As a travel nurse, one of the benefits is that in general I don't get too involved in the local politics of a hospital, the staff vs. management conflicts, day shift vs. night shift, physician vs. nurse ... basically the nitty gritty that you are invested in when you are a staff member and that's *your* unit. I've worked at places that gave excellent care, places that the staff were awesome and friendly, and places that were downright scary (please for the love of god don't EVER take your child there!) with evil co-workers. As a traveler, I always have known that after my 13 week contract - I decide in the words of the famous song by The Clash "should I stay or should I go?" I had a list of places I wanted to see, and from talking to other travelers, recommendations of great hospitals to work for.
Now I'm in Arkansas ... and I'm getting married.
It completely changes the dynamic of my career.
When I started traveling, I was getting burned out on NICU (neonatal or newborn intensive care) and I thought that traveling would give me a fresh perspective. Most of my burnout was related to the environment in the unit where I was working - a very patriarchal unit with no autonomy for the nursing staff, and a very ineffective nurse administrator. Traveling really has been an awesome experience because I've learned a lot, incorporated new skills into my practice, and recovered some of the joy I have for taking care of my patients. When I get the chance to help a new parent learn how to take care of their baby, or am the first to sit down and actually explain - in words they understand - what is going on with their critically ill child, I can tell that I'm making a positive impact.

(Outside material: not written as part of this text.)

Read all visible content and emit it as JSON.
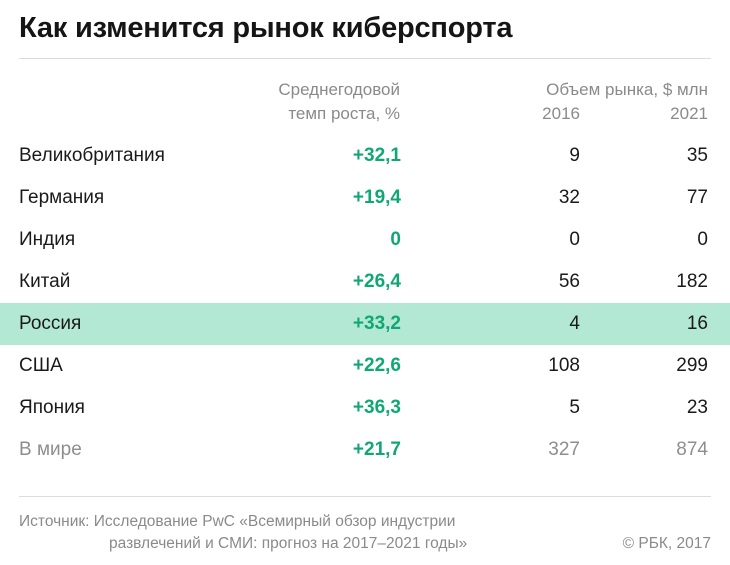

My current problem is that now I know I'm stuck here. Don't get me wrong, as far as personal life goes - I've never been happier. But no matter how hard I've tried in the past, I have a difficult time seeing my work as just a job to pay the bills. I am passionate about what I do and why I do it. Without going into details, we'll just say that my current assignment causes a lot of frustration. There are times where I'm able to just let it go and spend my 36 hours a week giving the best care that I can to my patients and ignoring the issues around me. Then there are times where all of the politics creep in, and I get frustrated by having zero autonomy and being treated like an idiot by the medical staff. If I were still just traveling, I'd be looking at the end date of my contract and thinking ... hmmmm, where to next? Now I'm geographically limited and even more limited by being in such a specialized field .
So I'll do my best to accept the status quo for the time being, but I'm sure one of these days I'll get myself into trouble, because when you know what's right, what's wrong and what's good practice - it's hard to just sit by.